Publié le 27 Mai 2020
L'eau sourd du rocher depuis la nuit des temps. Il y a cinq mille ans peut-être, pour s'établir ici, l'homme choisit la source qui l'abreuve et le mystère qu'il vénère. Le promontoire est ceinturé d'un aplomb calcaire où des grottes servent d'habitat, prolongé par quelque abri de branchage. Viendra le temps de l'agriculture, de l'élevage et de l'artisanat. La cavité qui recouvre notre source est le cœur battant de la tribu. Dés lors, elle sera protégée et aménagée soigneusement. Jusqu'à nos jours.

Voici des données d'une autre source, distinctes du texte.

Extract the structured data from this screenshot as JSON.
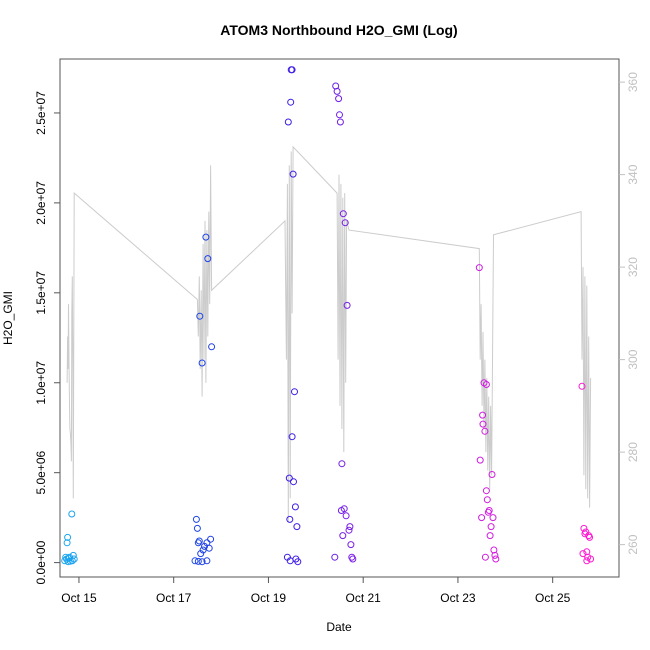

Le peuple gaulois établi sur ce promontoire n'a pas laissé de vestiges permettant de décrire sa relation culturelle et religieuse à l'eau. Y avait-il des sacrifices, des offrandes pour le moins ? Probablement. Il faut s'en remettre à l'Histoire d'autres sites, plus riches d'informations. Le dieu gaulois de l'ombre et du royaume des ténèbres s'appelle Dis. Son double féminin, Divona, la divinité des gouffres et des sources, dont le nom nous est parvenu déjà romanisé. Mais certains auteurs pensent que le celte Düion veut dire "deux eaux", et qu'il faut donc voir dans les lieux dénommés par la suite Divona, le mariage de deux flux, union magique au regard de nos ancêtres. L'hypothèse est séduisante à Lectoure, où les eaux de plusieurs sources s'additionnent si on les laisse libres de courir, depuis le pied du rocher et tout au long du versant, Saint Clair, Ydrone, Lairide, jusqu'à s'unir à la rivière, entre Saint Gény et Pradoulin.
Vesunna, autre divinité gauloise des eaux, a peut être aussi couru dans les sous-bois moussus qui recouvrent alors tout le pays.
- Mais celui qui m'a découverte, à l'origine de cette ville, n'a pas inscrit son émerveillement.
L'émotion n'a pas de nom.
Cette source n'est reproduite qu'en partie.